Children of all ages receive specialized care from our pediatric
occupational therapists. The team helps patients with fine and
gross motor skills, self-help activities, feeding, socializing
and playing for optimal performance in activities of daily
Whether the child is delayed in development, clumsy, hyperactive
or has handwriting difficulties, an occupational therapy
evaluation can pinpoint specific problems and develop an
individualized treatment approach. Using purposeful activity,
occupational therapists strive to help each child reach his or
her full potential.
Pediatric Oral Motor Therapy
Feeding problems can severely impede the growth and development
of infants and small children.
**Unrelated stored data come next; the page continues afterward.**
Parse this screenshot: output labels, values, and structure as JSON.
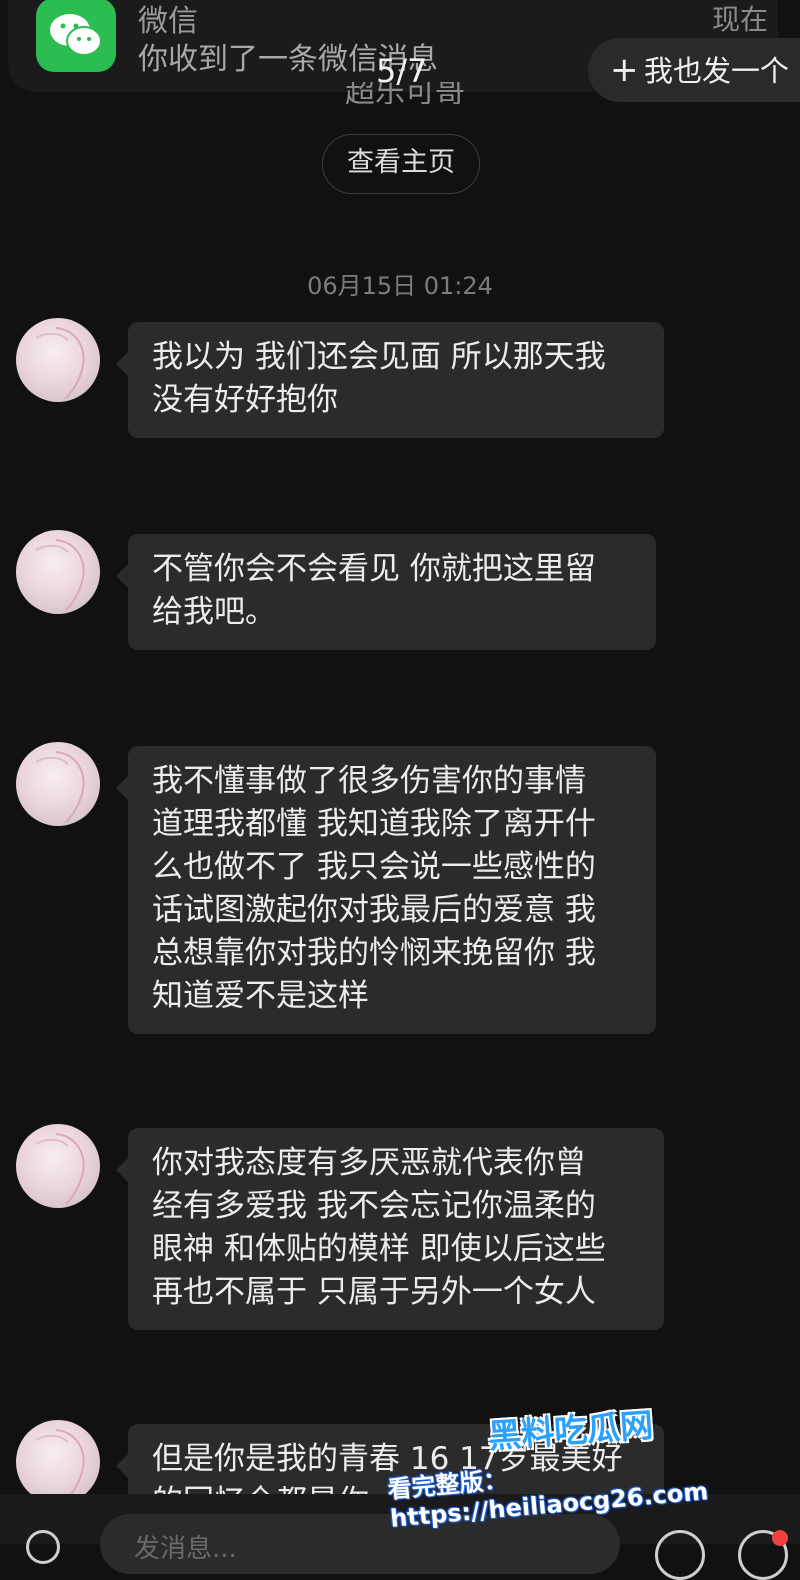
{
  "notification": {
    "app_name": "微信",
    "message": "你收到了一条微信消息",
    "time": "现在",
    "icon": "wechat-icon"
  },
  "viewer": {
    "page_indicator": "5/7",
    "post_button_label": "我也发一个",
    "post_button_icon": "plus-icon"
  },
  "header": {
    "truncated_text": "超乐可哥",
    "view_home_label": "查看主页"
  },
  "chat": {
    "timestamp": "06月15日 01:24",
    "messages": [
      {
        "lines": [
          "我以为 我们还会见面 所以那天我",
          "没有好好抱你"
        ]
      },
      {
        "lines": [
          "不管你会不会看见 你就把这里留",
          "给我吧。"
        ]
      },
      {
        "lines": [
          "我不懂事做了很多伤害你的事情",
          "道理我都懂 我知道我除了离开什",
          "么也做不了 我只会说一些感性的",
          "话试图激起你对我最后的爱意 我",
          "总想靠你对我的怜悯来挽留你 我",
          "知道爱不是这样"
        ]
      },
      {
        "lines": [
          "你对我态度有多厌恶就代表你曾",
          "经有多爱我 我不会忘记你温柔的",
          "眼神 和体贴的模样 即使以后这些",
          "再也不属于 只属于另外一个女人"
        ]
      },
      {
        "lines": [
          "但是你是我的青春 16 17岁最美好",
          "的回忆全都是你"
        ]
      }
    ]
  },
  "input": {
    "placeholder": "发消息..."
  },
  "watermark": {
    "line1": "黑料吃瓜网",
    "line2": "看完整版：https://heiliaocg26.com"
  },
  "colors": {
    "background": "#111111",
    "bubble": "#2b2b2b",
    "wechat_green": "#2cbd52",
    "watermark_blue": "#2aa0ff"
  }
}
At Texas Health Arlington Memorial
Hospital, occupational therapists evaluate and treat patients
with oral motor dysfunction from birth to three years of age.
Children with conditions including prematurity, failure to
thrive, sensory defensiveness, developmental delay, Down Syndrome
and cerebral palsy often require oral motor intervention.
Difficulties with sucking, swallowing, chewing, breastfeeding,
cup drinking and transition to eating solid foods can often be
corrected with early treatment.
Does Your Child Need Sensory Integration
All of the information we receive about the world comes to us
through our sensory system. Because many sensory processes take
place within the nervous system at an unconscious level, we are
not usually aware of them. For some children, sensory integration
does not develop as efficiently as it should. When the process of
sensory integration is disordered, a number of problems in
learning, development or behavior may become evident. In therapy,
a child is guided through activities that challenge his or her
ability to respond appropriately to sensory input by making a
successful, organized response. Therapy can involve activities
that provide vestibular, proprioceptive and tactile stimulation
and are designed to meet a child's specific needs for
development. The activities are also designed to gradually
increase the demands upon a child to make an organized, more
appropriate response. Emphasis is placed on the automatic sensory
processes in the course of a goal-directed activity, rather than
instructing or drilling the child on how to respond.
Does your child:
- Respond negatively to unexpected or loud noises?
- Have poor endurance or tire easily?
- Seem to have weak muscles or low muscle tone?
- Get easily frustrated?
- Have difficulty tolerating changes in routine?
- Seem sensitive to certain fabrics and other textures such as
walking on grass?
- Seek all kinds of movement that interfere with daily routine?
- Have poor organizational skills?
- Have difficulty calming down or sleeping?
- Have difficulty coloring, cutting or handwriting?
- Have difficulty learning new tasks?
- Seem clumsy or have poor balance?
If you answered yes to two or more of these questions, talk to
your physician to see if occupational therapy may be beneficial.